Come diventare tatuatore e lavorare legalmente nel settore

Come si diventa tatuatori

Il tatuatore è una figura professionale molto affascinante, in grado di trasferire un’idea, un’immagine, sul corpo attraverso la sua arte.

Il tatuaggio ha origini molto antiche, alcune fonti lo fanno risalire a 5.000 anni fa, altre addirittura a 12.000. Anche se sono gli egizi ad aver fatto arrivare fino a noi le prove tangibili più datate di corpi tatuati. Il tatuaggio è diffuso in tutto il mondo e ha tantissimi significati, a seconda del contesto culturale in cui si trova. Ma cosa bisogna fare per diventare tatuatore?

Come tatuare in sicurezza

Gli step da seguire per diventare tatuatore

Sebbene per fare un tatuaggio rudimentale bastino ago e inchiostro, si tratta di una pratica che può avere effetti devastanti per la pelle, se fatta in condizioni igieniche precarie o senza i dovuti accorgimenti. Per questo motivo è necessario che chi si avvicini a questo mondo conosca tutti i passaggi necessari a garantire un risultato ottimale, così come previsto dalle normative regionali.

Come diventare tatuatore

Per diventare un tatuatore occorre, quindi, frequentare il Corso formativo regionale di Operatore di Tatuaggio e Piercing, della durata minima di 90 ore. Il corso permette di apprendere sia gli aspetti igienici e di sicurezza necessari ad applicare l’arte del tatuaggio nella maniera opportuna, sia le tecniche in uso oggi, con approfondimenti sui tipi di pelle e sugli inchiostri.
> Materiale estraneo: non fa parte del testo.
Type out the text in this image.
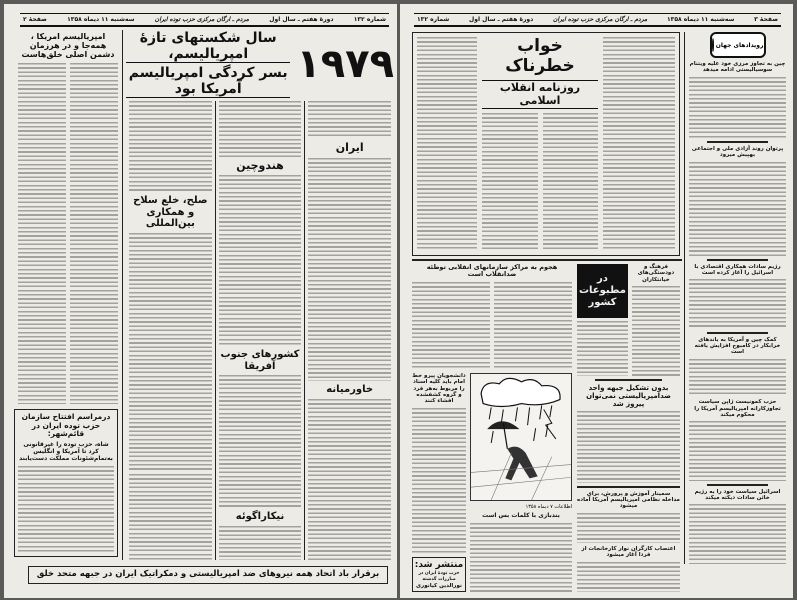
شماره ۱۳۲
دورهٔ هفتم ـ سال اول
مردم ـ ارگان مرکزی حزب توده ایران
سه‌شنبه ۱۱ دیماه ۱۳۵۸
صفحهٔ ۲
امپریالیسم امریکا ، همه‌جا و در هرزمان دشمن اصلی خلق‌هاست
درمراسم افتتاح سازمان حزب توده ایران در قائم‌شهر:
شاه، حزب توده را غیرقانونی کرد تا آمریکا و انگلیس به‌تمام‌شئونات مملکت دست‌یابند
سال شکستهای تازهٔ امپریالیسم،
بسر کردگی امپریالیسم آمریکا بود
۱۹۷۹
صلح، خلع سلاح و همکاری بین‌المللی
هندوچین
کشورهای جنوب آفریقا
نیکاراگوئه
ایران
خاورمیانه
برقرار باد اتحاد همه نیروهای ضد امپریالیستی و دمکراتیک ایران در جبهه متحد خلق
صفحهٔ ۳
سه‌شنبه ۱۱ دیماه ۱۳۵۸
مردم ـ ارگان مرکزی حزب توده ایران
دورهٔ هفتم ـ سال اول
شماره ۱۳۲
خواب خطرناک
روزنامه انقلاب اسلامی
رویدادهای جهان
چین به تجاوز مرزی خود علیه ویتنام سوسیالیستی ادامه میدهد
پرتوان روند آزادی ملی و اجتماعی بهپیش میرود
رژیم سادات همکاری اقتصادی با اسرائیل را آغاز کرده است
کمک چین و آمریکا به باندهای خرابکار در کامبوج افزایش یافته است
حزب کمونیست ژاپن سیاست تجاوزکارانه امپریالیسم آمریکا را محکوم میکند
اسرائیل سیاست خود را به رژیم خائن سادات دیکته میکند
هجوم به مراکز سازمانهای انقلابی توطئه ضدانقلاب است
دانشجویان پیرو خط امام باید کلیه اسناد را مربوط به‌هر فرد و گروه کشفشده افشاء کنند
منتشر شد:
حزب تودهٔ ایران در مبارزات گذشته
نورالدین کیانوری
اطلاعات ۷ دیماه ۱۳۵۸
بندبازی با کلمات بس است
در مطبوعات کشور
فرهنگ و دودستگی‌های خیانتکاران
بدون تشکیل جبهه واحد ضدامپریالیستی نمی‌توان پیروز شد
سمینار آموزش و پرورش، برای مداخله نظامی امپریالیسم آمریکا آماده میشود
اعتصاب کارگران نوار کارخانجات از فردا آغاز میشود
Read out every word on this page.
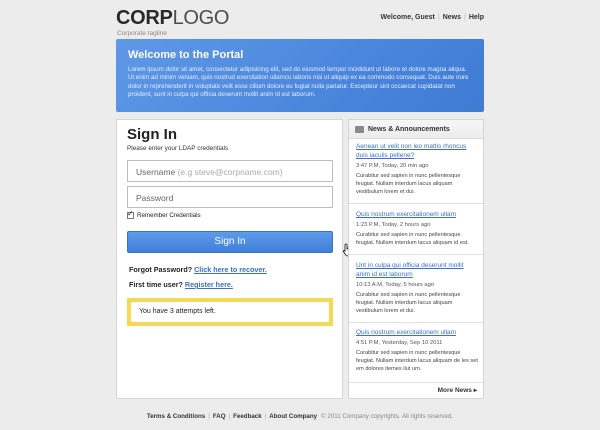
CORPLOGO
Corporate tagline
Welcome, Guest | News | Help
Welcome to the Portal

Lorem ipsum dolor sit amet, consectetur adipisicing elit, sed do eiusmod tempor incididunt ut labore et dolore magna aliqua. Ut enim ad minim veniam, quis nostrud exercitation ullamco laboris nisi ut aliquip ex ea commodo consequat. Duis aute irure dolor in reprehenderit in voluptate velit esse cillum dolore eu fugiat nulla pariatur. Excepteur sint occaecat cupidatat non proident, sunt in culpa qui officia deserunt mollit anim id est laborum.

Sign In
Please enter your LDAP credentials
Username (e.g steve@corpname.com)
Password
✓
Remember Credentials
Sign In
Forgot Password? Click here to recover.
First time user? Register here.
You have 3 attempts left.
News & Announcements
Aenean ut velit non leo mattis rhoncus duis iaculis pellene?
3:47 P.M, Today, 20 min ago
Curabitur sed sapien in nunc pellentesque feugiat. Nullam interdum lacus aliquam vestibulum lorem et dui.
Quis nostrum exercitationem ullam
1:23 P.M, Today, 2 hours ago
Curabitur sed sapien in nunc pellentesque feugiat. Nullam interdum lacus aliquam id est.
Unt in culpa qui officia deserunt mollit anim id est laborum
10:13 A.M, Today, 5 hours ago
Curabitur sed sapien in nunc pellentesque feugiat. Nullam interdum lacus aliquam vestibulum lorem et dui.
Quis nostrum exercitationem ullam
4:51 P.M, Yesterday, Sep 10 2011
Curabitur sed sapien in nunc pellentesque feugiat. Nullam interdum lacus aliquam de les set em dolores itemes ilut um.
More News ▸
Terms & Conditions | FAQ | Feedback | About Company © 2011 Company copyrights. All rights reserved.
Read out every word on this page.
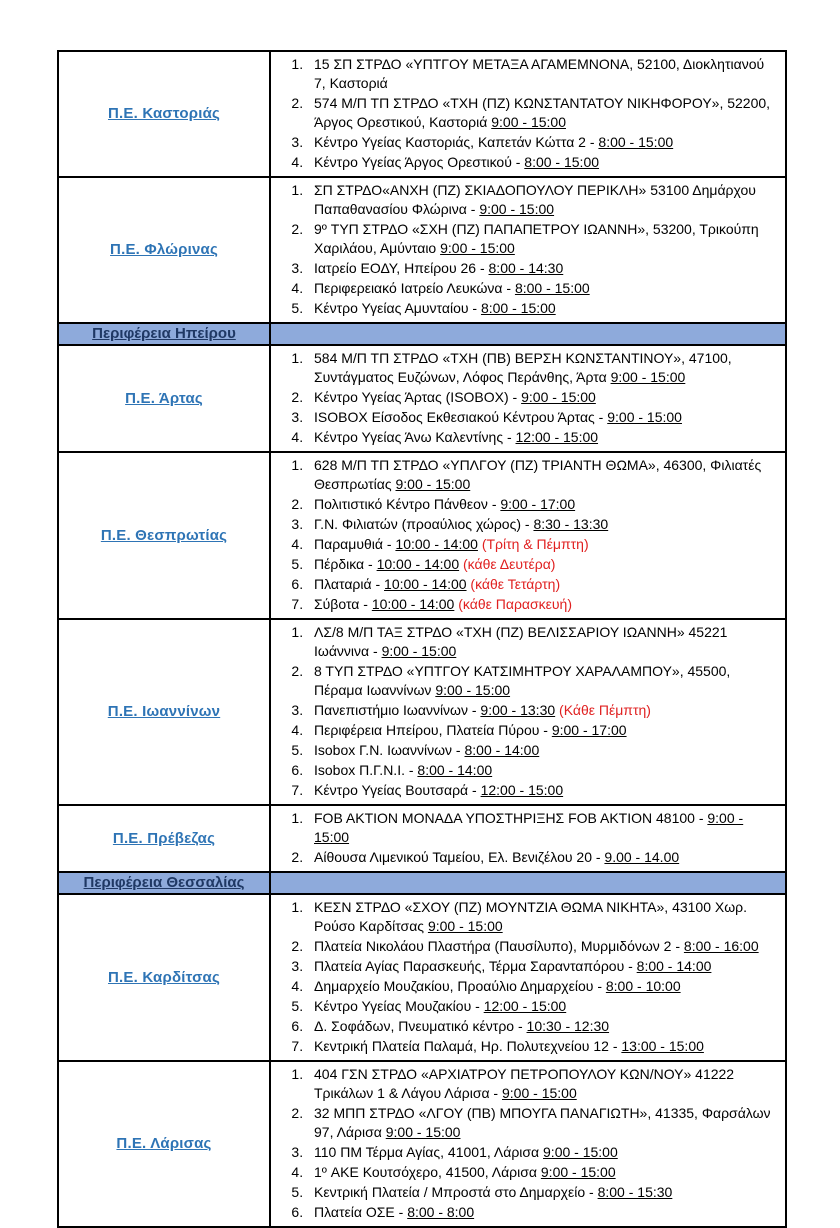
Π.Ε. Καστοριάς	
1. 15 ΣΠ ΣΤΡΔΟ «ΥΠΤΓΟΥ ΜΕΤΑΞΑ ΑΓΑΜΕΜΝΟΝΑ, 52100, Διοκλητιανού 7, Καστοριά
2. 574 Μ/Π ΤΠ ΣΤΡΔΟ «ΤΧΗ (ΠΖ) ΚΩΝΣΤΑΝΤΑΤΟΥ ΝΙΚΗΦΟΡΟΥ», 52200, Άργος Ορεστικού, Καστοριά 9:00 - 15:00
3. Κέντρο Υγείας Καστοριάς, Καπετάν Κώττα 2 - 8:00 - 15:00
4. Κέντρο Υγείας Άργος Ορεστικού - 8:00 - 15:00

Π.Ε. Φλώρινας	
1. ΣΠ ΣΤΡΔΟ«ΑΝΧΗ (ΠΖ) ΣΚΙΑΔΟΠΟΥΛΟΥ ΠΕΡΙΚΛΗ» 53100 Δημάρχου Παπαθανασίου Φλώρινα - 9:00 - 15:00
2. 9º ΤΥΠ ΣΤΡΔΟ «ΣΧΗ (ΠΖ) ΠΑΠΑΠΕΤΡΟΥ ΙΩΑΝΝΗ», 53200, Τρικούπη Χαριλάου, Αμύνταιο 9:00 - 15:00
3. Ιατρείο ΕΟΔΥ, Ηπείρου 26 - 8:00 - 14:30
4. Περιφερειακό Ιατρείο Λευκώνα - 8:00 - 15:00
5. Κέντρο Υγείας Αμυνταίου - 8:00 - 15:00

Περιφέρεια Ηπείρου	
Π.Ε. Άρτας	
1. 584 Μ/Π ΤΠ ΣΤΡΔΟ «ΤΧΗ (ΠΒ) ΒΕΡΣΗ ΚΩΝΣΤΑΝΤΙΝΟΥ», 47100, Συντάγματος Ευζώνων, Λόφος Περάνθης, Άρτα 9:00 - 15:00
2. Κέντρο Υγείας Άρτας (ISOBOX) - 9:00 - 15:00
3. ISOBOX Είσοδος Εκθεσιακού Κέντρου Άρτας - 9:00 - 15:00
4. Κέντρο Υγείας Άνω Καλεντίνης - 12:00 - 15:00

Π.Ε. Θεσπρωτίας	
1. 628 Μ/Π ΤΠ ΣΤΡΔΟ «ΥΠΛΓΟΥ (ΠΖ) ΤΡΙΑΝΤΗ ΘΩΜΑ», 46300, Φιλιατές Θεσπρωτίας 9:00 - 15:00
2. Πολιτιστικό Κέντρο Πάνθεον - 9:00 - 17:00
3. Γ.Ν. Φιλιατών (προαύλιος χώρος) - 8:30 - 13:30
4. Παραμυθιά - 10:00 - 14:00 (Τρίτη & Πέμπτη)
5. Πέρδικα - 10:00 - 14:00 (κάθε Δευτέρα)
6. Πλαταριά - 10:00 - 14:00 (κάθε Τετάρτη)
7. Σύβοτα - 10:00 - 14:00 (κάθε Παρασκευή)

Π.Ε. Ιωαννίνων	
1. ΛΣ/8 Μ/Π ΤΑΞ ΣΤΡΔΟ «ΤΧΗ (ΠΖ) ΒΕΛΙΣΣΑΡΙΟΥ ΙΩΑΝΝΗ» 45221 Ιωάννινα - 9:00 - 15:00
2. 8 ΤΥΠ ΣΤΡΔΟ «ΥΠΤΓΟΥ ΚΑΤΣΙΜΗΤΡΟΥ ΧΑΡΑΛΑΜΠΟΥ», 45500, Πέραμα Ιωαννίνων 9:00 - 15:00
3. Πανεπιστήμιο Ιωαννίνων - 9:00 - 13:30 (Κάθε Πέμπτη)
4. Περιφέρεια Ηπείρου, Πλατεία Πύρου - 9:00 - 17:00
5. Isobox Γ.Ν. Ιωαννίνων - 8:00 - 14:00
6. Isobox Π.Γ.Ν.Ι. - 8:00 - 14:00
7. Κέντρο Υγείας Βουτσαρά - 12:00 - 15:00

Π.Ε. Πρέβεζας	
1. FOB AKTION ΜΟΝΑΔΑ ΥΠΟΣΤΗΡΙΞΗΣ FOB AKTION 48100 - 9:00 - 15:00
2. Αίθουσα Λιμενικού Ταμείου, Ελ. Βενιζέλου 20 - 9.00 - 14.00

Περιφέρεια Θεσσαλίας	
Π.Ε. Καρδίτσας	
1. ΚΕΣΝ ΣΤΡΔΟ «ΣΧΟΥ (ΠΖ) ΜΟΥΝΤΖΙΑ ΘΩΜΑ ΝΙΚΗΤΑ», 43100 Χωρ. Ρούσο Καρδίτσας 9:00 - 15:00
2. Πλατεία Νικολάου Πλαστήρα (Παυσίλυπο), Μυρμιδόνων 2 - 8:00 - 16:00
3. Πλατεία Αγίας Παρασκευής, Τέρμα Σαρανταπόρου - 8:00 - 14:00
4. Δημαρχείο Μουζακίου, Προαύλιο Δημαρχείου - 8:00 - 10:00
5. Κέντρο Υγείας Μουζακίου - 12:00 - 15:00
6. Δ. Σοφάδων, Πνευματικό κέντρο - 10:30 - 12:30
7. Κεντρική Πλατεία Παλαμά, Ηρ. Πολυτεχνείου 12 - 13:00 - 15:00

Π.Ε. Λάρισας	
1. 404 ΓΣΝ ΣΤΡΔΟ «ΑΡΧΙΑΤΡΟΥ ΠΕΤΡΟΠΟΥΛΟΥ ΚΩΝ/ΝΟΥ» 41222 Τρικάλων 1 & Λάγου Λάρισα - 9:00 - 15:00
2. 32 ΜΠΠ ΣΤΡΔΟ «ΛΓΟΥ (ΠΒ) ΜΠΟΥΓΑ ΠΑΝΑΓΙΩΤΗ», 41335, Φαρσάλων 97, Λάρισα 9:00 - 15:00
3. 110 ΠΜ Τέρμα Αγίας, 41001, Λάρισα 9:00 - 15:00
4. 1º ΑΚΕ Κουτσόχερο, 41500, Λάρισα 9:00 - 15:00
5. Κεντρική Πλατεία / Μπροστά στο Δημαρχείο - 8:00 - 15:30
6. Πλατεία ΟΣΕ - 8:00 - 8:00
Oltre alla teoria, il corso prevede una parte pratica in cui si sperimenta la procedura da seguire per trasformare un’idea in un tatuaggio permanente su pelle. Si inizia con il disegno preparatorio. Si corregge e si prepara lo stencil, che andrà poi posizionato sul corpo. Vengono anche fornite indicazioni sulle posizioni che deve assumere il cliente, in modo che senta meno dolore e fastidio durante la seduta. Il laboratorio pratico del corso prevede esercitazioni su pelle sintetica (ma non solo, nel caso si possiedano già ottime doti manuali) e si conclude con un esame finale che attesta le competenze acquisite.

Come diventare tatuatore in Lombardia
Come diventare tatuatore in Lombardia

Se si vuole fare carriera in questo settore, lo step successivo al conseguimento del diploma è la ricerca di un apprendistato, in modo da poter affinare la tecnica con l’esperienza. Per presentarsi al meglio è necessario creare un proprio portfolio con disegni e tatuaggi, da presentare ai vari studi insieme al proprio curriculum vitae.

L’importanza della pratica nel tattoo

La pratica sul campo è fondamentale, in quanto si tratta di un lavoro artigianale che richiede tempo e dedizione per acquisire esperienza. Particolarmente utile è anche l’osservazione e la collaborazione con altri tatuatori, i quali fungono da maestri, avendo maturato esperienza sul campo. Tatuare sulla pelle significa incidere in maniera pressoché permanente delle figure, delle sagome, dei simboli scelti dal cliente. Occorre per questo essere molto bravi perché qualsiasi errore può avere effetti indesiderati, soprattutto a livello estetico.

Il tatuatore è un’artista che è in grado di padroneggiare le tecniche del disegno e gli strumenti per applicare le figure sulla pelle: è poi in costante aggiornamento sulle novità, sui trend artistici, così come sulle mode del settore. Infine, è importante che il tatuatore sia riconoscibile sul mercato, che quindi acquisisca una propria “mano” e una propria autonomia artistica, indispensabile per far conoscere il proprio nome e, in un secondo momento, il proprio studio.